Фургон замедлял движение отряда. На закате даль’шарумы не могли пустить коней вскачь, а значит, становились уязвимыми для демонов. Ахман приказал остановиться и разбить лагерь. Аббан ставил шатер, когда Ахман его вызвал.
— Как прошел первый день? — спросил он.
— Лиша схватывает на лету, — ответил Аббан. — Я начал учить ее простым фразам, но она за несколько минут разобралась в грамматике. Когда доберемся до Дара Эверама, она сможет знакомиться и обсуждать погоду, а к зиме будет говорить бегло.
— Эверам желает, чтобы она выучила наш язык, — кивнул Ахман.
Аббан пожал плечами.
— Что еще ты узнал?
— Она любит яблоки, — улыбнулся Аббан.
— Яблоки? — озадаченно переспросил Ахман.
— Это такие северные фрукты.
Ахман нахмурился:
— Ты целый день разговаривал с женщиной и узнал только, что она любит яблоки?
— Красные, крепкие, только что сорванные. Она жалеет, что яблок нынче не достать — слишком много голодных ртов.
Ахман нахмурился. Аббан улыбнулся и достал из кармана фрукт.
— Она любит вот такие.
Ахман расплылся в улыбке.
Аббан вышел из шатра Ахмана, испытывая легкие угрызения совести из-за того, что утаил реакцию Лиши на упоминание Пар’чина. Аббан не солгал, но промолчал и сам не понимал почему. Да, Пар’чин его друг, но Аббан всегда ставил процветание выше дружбы, а его благополучие было неразрывно связано с завоеванием севера. Самая короткая дорога к успеху — поскорее найти и убить Пар’чина. Таким врагом, как сын Джефа, нельзя пренебрегать.
Но Аббан выжил, став хаффитом, потому что хранил секреты, выжидая подходящего момента, а на свете не было тайны важнее, чем эта.
Лиша помешивала рагу в котелке, когда подошел Джардир. Как и Меченый, он без опаски разгуливал по незащищенным участкам беспорядочно разбитого лагеря.
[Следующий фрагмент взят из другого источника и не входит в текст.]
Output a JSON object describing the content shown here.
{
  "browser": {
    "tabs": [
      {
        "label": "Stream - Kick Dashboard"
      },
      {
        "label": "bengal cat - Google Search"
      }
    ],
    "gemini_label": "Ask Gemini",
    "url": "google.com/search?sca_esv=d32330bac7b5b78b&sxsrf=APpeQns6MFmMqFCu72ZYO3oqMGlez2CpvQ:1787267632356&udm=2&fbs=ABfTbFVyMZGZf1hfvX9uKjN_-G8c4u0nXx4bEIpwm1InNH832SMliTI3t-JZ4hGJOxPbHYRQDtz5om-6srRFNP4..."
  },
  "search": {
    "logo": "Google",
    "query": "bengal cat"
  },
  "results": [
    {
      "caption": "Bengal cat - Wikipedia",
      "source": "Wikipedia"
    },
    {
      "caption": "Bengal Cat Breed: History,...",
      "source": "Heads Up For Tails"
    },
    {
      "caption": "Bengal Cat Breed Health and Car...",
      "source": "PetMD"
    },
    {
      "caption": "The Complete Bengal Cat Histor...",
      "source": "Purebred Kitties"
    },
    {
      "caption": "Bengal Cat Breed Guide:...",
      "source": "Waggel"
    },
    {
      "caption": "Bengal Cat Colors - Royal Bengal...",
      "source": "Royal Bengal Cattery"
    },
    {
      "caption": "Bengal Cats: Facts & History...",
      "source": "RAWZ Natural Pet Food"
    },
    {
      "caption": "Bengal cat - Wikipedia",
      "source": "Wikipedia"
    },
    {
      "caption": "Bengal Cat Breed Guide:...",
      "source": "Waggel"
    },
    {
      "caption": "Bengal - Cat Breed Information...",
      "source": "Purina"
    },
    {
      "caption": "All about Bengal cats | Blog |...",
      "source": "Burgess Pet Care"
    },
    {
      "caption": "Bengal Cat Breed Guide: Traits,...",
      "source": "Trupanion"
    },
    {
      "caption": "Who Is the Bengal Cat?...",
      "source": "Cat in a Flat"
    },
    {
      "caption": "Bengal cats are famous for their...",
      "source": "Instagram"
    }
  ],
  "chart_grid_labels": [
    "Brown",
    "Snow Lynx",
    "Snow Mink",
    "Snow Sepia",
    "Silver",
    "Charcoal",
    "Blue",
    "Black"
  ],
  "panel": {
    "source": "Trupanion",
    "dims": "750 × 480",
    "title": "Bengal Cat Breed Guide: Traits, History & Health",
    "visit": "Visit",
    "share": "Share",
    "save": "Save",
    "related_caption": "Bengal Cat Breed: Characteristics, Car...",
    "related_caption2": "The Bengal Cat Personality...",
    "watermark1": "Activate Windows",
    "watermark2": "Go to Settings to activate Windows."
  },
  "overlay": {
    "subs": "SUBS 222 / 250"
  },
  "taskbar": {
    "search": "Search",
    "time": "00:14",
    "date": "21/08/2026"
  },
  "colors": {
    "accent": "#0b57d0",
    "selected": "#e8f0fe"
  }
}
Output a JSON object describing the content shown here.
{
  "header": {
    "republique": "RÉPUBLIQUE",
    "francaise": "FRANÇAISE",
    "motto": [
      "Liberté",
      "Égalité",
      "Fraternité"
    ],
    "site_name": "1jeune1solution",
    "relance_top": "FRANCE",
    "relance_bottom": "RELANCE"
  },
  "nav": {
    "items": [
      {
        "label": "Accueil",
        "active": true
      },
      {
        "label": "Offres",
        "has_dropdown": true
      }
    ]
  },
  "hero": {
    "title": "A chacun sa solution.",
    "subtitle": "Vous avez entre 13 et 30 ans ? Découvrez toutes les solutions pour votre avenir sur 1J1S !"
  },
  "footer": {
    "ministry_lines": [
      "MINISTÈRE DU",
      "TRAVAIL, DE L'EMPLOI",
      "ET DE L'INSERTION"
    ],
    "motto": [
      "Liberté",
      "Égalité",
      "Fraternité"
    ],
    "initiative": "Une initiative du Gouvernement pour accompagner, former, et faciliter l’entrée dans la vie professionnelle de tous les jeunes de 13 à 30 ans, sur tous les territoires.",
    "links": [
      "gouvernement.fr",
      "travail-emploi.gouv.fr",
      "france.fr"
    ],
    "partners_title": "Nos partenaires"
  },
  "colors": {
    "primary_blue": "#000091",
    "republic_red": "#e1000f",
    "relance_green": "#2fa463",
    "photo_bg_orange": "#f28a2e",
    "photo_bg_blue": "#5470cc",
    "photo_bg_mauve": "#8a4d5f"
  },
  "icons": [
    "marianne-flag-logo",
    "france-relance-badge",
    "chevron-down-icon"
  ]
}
Плащ-невидимку он накинул на плечи, но не застегнул, и подземники прекрасно его видели.
Впрочем, в защите он не нуждался, разве что спикирует воздушный демон. Даль’шарумы азартно охотились на полевых демонов, которые кишели в лагере после заката, и складывали в кучу трупы этих чахлых сородичей лесных демонов. На рассвете она вспыхнет огромным костром.
— Можно погреться у твоего огня? — спросил Джардир по-тесийски.
— Разумеется, сын Хошкамина, — ответила Лиша по-красийски, отломила кусок свежего хлеба и протянула Джардиру, как учил Аббан. — Раздели с нами хлеб.